The Supreme Court proceeded in Hogue to reject the tender requirement in FELA lawsuits. The Court held that tender of consideration was not only excused where fraud was involved in the execution of a release, but also was not required in the event of a mutual mistake. The Court also held that a rule which required a refund would be incongruous with the general policy of the FELA. One district court has relied on Hogue to reject tender requirements in an ADEA case. See Isaacs v. Caterpillar, Inc., 765 F.Supp. 1359 (C.D.Ill.1991). Other courts have applied Hogue to reject tender requirements in cases involving other federal remedial statutes. See, e.g., Smith v. Pinell, 597 F.2d 994, 996 (5th Cir.1979) (Jones Act); Wahsner v. American Motors Sales Corp., 597 F.Supp. 991, 998 (E.D.Pa.1984) (Automobile Dealers’ Day in Court Act).
Two other circuits have examined the ratification question presented here and held that a releasor’s retention of benefits, after learning that a release is voidable, constitutes a ratification of the release. O’Shea v.
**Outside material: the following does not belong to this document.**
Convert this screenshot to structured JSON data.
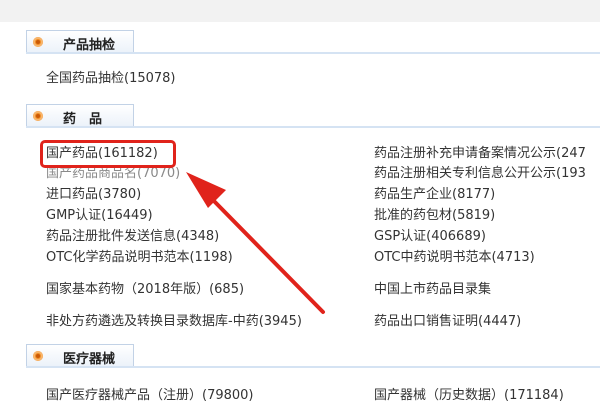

Commercial Credit Corp., 930 F.2d 358, 362-63 (4th Cir.), cert. denied, — U.S. -, 112 S.Ct. 177, 116 L.Ed.2d 139 (1991); Grillet, 927 F.2d at 220.2 In neither case, however, did the [1041]*1041court consider the Hogue decision. We can find no basis for rejecting the Supreme Court’s reasoning in Hogue and not applying it to ADEA claims as well as FELA claims. Both are remedial statutes designed to protect employees. We agree with, and find persuasive, the reasoning set forth in Isaacs that explains public policy considerations supporting our determination that the Retirees should not be required to tender their retirement benefits back to Sears as a prerequisite to the maintenance of their lawsuit. 765 F.Supp. at 1366-68.
The Court in Hogue found that a tender requirement would deter meritorious challenges to releases in FELA lawsuits. The same deterrence factor applies to ADEA claims. Forcing older employees to tender back their severance benefits in order to attempt to regain their jobs would have a crippling effect on the ability of such employees to challenge releases obtained by misrepresentation or duress. Such a rule would, in our opinion, encourage egregious behavior on the part of employers in forcing certain employees into early retirement for the economic benefit of the company. The ADEA was specifically designed to prevent such conduct, and we reject a tender requirement as a prerequisite to instituting a challenge to a release in an ADEA case. As the Supreme Court decided in Hogue, unless the release otherwise bars recovery, the benefits paid “shall be deducted from any award determined to be due to the injured employee.” 390 U.S. at 518, 88 S.Ct. at 1152.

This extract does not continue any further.